Ceci dit, les autres pays n’ont pas toujours de leçons à donner. Le clip coréen de Gangnam style, tout bien réfléchi, est très stéréotypé, et n’est pas vraiment très créatif dans le domaine de la chanson moderne. Ce genre de clip est populaire, car plus moderne que ce qui existe actuellement en Chine. Cependant, de nombreux petits groupes de musique dans les villes chinoises produisent de la musique créative. Mais ils ne sont pas connus. Dans les grandes métropoles, il existe des structures te des groupes qui font des efforts. Les petits groupes de rocks, et des petits « Woodstocks » chinois sont de plus en plus organisés.


Selon le spécialiste de la Chine John Delury, ce retard de la Chine découle en partie d'un problème culturel. Contrairement aux Coréens, les Chinois seraient peu familiers de la satire, et manieraient mal la dérision. Au contraire, les Chinois ne tendraient qu'à exporter des produits culturels qui tentent de montrer la Chine sous son meilleur jour, ce qui seraient moins attrayant que l'autodérision, du point de vue des pays étrangers. Partagez-vous cet avis ?
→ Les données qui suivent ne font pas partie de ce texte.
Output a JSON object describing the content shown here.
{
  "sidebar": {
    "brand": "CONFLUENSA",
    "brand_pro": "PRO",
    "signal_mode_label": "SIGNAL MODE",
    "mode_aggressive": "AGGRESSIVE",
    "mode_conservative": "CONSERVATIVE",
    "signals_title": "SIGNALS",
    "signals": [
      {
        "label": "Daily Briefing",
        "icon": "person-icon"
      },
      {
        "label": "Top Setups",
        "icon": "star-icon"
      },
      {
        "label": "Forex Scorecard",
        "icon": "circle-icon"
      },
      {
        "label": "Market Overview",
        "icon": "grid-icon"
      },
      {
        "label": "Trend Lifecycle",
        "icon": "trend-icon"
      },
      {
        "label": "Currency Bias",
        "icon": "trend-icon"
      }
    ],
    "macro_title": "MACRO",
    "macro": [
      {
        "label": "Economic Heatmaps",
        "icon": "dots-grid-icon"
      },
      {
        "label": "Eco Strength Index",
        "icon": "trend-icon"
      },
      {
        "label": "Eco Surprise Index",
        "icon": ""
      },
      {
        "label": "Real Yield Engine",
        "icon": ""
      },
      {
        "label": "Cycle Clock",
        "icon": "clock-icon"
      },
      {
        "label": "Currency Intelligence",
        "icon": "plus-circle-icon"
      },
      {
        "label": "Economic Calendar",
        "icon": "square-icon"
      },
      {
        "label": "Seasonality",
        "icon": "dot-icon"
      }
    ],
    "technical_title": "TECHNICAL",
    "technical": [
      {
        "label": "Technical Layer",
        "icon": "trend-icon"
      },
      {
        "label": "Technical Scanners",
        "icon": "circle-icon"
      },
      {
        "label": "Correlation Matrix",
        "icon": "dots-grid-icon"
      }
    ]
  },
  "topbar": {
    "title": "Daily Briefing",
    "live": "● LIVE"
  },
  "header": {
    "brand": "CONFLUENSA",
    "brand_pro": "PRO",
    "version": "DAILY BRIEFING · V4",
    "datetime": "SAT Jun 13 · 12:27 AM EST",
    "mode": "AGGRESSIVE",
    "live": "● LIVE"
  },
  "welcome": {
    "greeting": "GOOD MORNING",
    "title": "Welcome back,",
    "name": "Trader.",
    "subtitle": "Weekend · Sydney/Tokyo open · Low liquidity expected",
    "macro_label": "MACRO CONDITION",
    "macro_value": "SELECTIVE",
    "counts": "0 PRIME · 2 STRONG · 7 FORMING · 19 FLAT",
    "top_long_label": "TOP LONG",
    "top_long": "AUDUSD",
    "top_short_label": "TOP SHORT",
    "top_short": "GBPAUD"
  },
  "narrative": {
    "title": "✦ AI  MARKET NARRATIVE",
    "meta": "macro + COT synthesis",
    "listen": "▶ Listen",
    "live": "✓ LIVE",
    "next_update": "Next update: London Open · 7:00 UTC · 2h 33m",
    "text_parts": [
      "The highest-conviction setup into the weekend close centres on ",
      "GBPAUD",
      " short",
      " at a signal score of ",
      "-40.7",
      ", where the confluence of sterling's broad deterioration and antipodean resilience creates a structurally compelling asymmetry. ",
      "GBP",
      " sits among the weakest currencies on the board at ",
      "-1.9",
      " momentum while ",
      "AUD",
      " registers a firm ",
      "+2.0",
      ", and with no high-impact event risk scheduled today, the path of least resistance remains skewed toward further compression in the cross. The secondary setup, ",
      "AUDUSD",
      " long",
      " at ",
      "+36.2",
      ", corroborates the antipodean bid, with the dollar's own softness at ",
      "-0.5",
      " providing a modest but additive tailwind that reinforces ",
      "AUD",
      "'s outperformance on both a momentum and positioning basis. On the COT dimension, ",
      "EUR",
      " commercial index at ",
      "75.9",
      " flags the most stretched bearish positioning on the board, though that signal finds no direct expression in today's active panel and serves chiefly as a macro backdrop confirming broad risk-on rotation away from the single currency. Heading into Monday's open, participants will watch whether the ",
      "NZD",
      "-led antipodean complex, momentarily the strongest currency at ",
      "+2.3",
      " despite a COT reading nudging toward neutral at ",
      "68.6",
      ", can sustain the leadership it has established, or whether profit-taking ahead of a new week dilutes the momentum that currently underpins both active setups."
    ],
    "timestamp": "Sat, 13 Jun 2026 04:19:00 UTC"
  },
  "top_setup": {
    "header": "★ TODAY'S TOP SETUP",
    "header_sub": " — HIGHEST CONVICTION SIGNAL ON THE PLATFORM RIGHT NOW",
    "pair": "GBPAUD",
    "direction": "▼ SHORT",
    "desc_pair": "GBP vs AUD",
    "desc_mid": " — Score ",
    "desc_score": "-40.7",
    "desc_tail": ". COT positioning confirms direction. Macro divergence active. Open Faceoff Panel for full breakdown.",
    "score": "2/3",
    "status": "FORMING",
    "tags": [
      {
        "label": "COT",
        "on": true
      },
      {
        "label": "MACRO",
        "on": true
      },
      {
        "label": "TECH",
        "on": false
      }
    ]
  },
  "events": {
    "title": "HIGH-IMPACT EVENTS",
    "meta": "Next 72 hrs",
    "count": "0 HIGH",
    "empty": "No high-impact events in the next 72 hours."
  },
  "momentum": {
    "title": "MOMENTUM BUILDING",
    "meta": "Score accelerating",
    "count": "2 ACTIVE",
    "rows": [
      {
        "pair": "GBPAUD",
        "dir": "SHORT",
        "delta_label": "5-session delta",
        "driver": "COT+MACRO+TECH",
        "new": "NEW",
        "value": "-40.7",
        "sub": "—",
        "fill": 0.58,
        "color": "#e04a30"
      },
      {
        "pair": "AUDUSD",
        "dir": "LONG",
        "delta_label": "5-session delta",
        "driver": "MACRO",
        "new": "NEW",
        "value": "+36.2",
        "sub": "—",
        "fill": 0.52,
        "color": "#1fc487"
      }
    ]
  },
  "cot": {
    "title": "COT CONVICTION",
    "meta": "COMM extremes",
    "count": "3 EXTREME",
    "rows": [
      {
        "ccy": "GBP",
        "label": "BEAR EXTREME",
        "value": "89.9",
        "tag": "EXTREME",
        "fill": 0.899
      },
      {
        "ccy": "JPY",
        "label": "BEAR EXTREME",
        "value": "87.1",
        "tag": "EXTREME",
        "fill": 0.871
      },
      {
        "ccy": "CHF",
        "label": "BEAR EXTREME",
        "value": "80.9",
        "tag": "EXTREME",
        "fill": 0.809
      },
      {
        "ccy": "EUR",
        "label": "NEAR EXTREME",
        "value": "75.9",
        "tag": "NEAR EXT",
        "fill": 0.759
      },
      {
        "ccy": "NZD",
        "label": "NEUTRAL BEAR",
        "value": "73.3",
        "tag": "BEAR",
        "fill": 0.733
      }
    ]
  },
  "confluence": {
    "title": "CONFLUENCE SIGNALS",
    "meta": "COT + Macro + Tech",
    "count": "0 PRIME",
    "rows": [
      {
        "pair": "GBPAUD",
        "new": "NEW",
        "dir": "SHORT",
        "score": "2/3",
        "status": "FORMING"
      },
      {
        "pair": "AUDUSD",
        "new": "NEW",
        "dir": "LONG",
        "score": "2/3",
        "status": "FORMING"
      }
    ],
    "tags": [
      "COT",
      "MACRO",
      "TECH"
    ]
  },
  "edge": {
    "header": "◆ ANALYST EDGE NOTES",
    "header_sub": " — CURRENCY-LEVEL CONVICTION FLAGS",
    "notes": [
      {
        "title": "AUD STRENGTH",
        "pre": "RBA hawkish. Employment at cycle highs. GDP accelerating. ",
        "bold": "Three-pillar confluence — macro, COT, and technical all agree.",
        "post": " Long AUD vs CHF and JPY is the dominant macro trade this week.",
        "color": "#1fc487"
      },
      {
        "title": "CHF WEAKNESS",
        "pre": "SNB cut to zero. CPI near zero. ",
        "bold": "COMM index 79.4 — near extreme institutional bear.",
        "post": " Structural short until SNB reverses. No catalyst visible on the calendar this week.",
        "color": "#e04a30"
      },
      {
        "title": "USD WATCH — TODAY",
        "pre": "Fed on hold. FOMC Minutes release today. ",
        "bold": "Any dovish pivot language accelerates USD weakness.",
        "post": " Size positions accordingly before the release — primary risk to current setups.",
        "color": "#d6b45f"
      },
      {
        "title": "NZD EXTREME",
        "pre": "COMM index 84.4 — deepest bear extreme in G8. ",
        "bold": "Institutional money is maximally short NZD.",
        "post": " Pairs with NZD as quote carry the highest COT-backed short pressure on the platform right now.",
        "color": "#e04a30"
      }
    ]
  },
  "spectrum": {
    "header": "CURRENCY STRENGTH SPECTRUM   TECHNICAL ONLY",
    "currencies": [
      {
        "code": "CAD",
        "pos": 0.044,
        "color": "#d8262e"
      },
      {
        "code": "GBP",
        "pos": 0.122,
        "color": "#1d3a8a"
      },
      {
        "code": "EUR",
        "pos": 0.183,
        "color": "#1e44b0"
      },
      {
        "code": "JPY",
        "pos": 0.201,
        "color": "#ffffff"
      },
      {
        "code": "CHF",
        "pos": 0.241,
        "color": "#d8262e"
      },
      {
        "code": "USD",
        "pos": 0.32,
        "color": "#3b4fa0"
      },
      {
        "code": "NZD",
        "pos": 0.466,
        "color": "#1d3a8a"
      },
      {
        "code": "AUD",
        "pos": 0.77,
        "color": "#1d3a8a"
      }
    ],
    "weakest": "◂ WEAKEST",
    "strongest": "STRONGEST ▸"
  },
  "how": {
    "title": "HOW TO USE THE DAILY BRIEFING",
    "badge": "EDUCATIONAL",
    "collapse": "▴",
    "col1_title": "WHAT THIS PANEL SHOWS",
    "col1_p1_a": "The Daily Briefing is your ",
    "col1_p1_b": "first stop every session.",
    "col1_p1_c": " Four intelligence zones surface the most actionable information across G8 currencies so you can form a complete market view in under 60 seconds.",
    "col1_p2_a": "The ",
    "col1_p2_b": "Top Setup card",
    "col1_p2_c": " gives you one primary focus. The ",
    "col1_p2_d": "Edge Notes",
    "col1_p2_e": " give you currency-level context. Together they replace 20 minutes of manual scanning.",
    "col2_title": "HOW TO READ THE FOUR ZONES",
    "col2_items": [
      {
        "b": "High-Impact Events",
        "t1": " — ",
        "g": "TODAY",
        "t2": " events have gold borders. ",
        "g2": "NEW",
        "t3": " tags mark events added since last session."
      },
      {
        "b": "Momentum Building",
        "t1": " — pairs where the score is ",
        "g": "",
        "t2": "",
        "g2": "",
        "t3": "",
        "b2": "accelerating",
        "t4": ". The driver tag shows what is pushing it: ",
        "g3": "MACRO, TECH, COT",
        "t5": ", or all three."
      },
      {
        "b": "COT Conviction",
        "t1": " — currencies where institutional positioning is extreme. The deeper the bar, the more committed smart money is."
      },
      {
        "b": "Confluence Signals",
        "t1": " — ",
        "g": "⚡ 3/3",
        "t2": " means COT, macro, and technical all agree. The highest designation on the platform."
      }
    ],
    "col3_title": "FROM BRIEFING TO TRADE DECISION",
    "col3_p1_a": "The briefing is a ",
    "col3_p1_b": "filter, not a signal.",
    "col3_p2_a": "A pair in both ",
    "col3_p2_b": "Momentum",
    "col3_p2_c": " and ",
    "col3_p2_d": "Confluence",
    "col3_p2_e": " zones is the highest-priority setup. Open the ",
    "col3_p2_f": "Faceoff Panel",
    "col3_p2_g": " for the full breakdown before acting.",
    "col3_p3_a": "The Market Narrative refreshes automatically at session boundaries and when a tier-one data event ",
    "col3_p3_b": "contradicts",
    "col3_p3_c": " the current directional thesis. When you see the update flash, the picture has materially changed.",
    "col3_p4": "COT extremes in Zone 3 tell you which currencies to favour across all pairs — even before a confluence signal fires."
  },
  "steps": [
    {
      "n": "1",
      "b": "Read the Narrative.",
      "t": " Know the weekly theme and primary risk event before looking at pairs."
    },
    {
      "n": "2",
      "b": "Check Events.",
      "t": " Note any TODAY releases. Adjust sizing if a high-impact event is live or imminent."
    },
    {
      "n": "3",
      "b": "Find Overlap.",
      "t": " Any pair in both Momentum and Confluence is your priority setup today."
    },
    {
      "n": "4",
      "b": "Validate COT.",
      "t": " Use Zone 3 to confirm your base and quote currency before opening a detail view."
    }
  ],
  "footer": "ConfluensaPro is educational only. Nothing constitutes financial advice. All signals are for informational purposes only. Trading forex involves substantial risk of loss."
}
Oui, c’est assez vrai. Les chinois sont assez conservateurs. La culture chinoise est très différente de la nôtre. Chez nous, faire perdre la face à autrui est presque un sport national. En Chine, il faut éviter à tout prix de faire perdre la face aux autres. C’est le principe numéro un de la culture chinoise. Une caricature est blessante et donc elle fait perdre la face.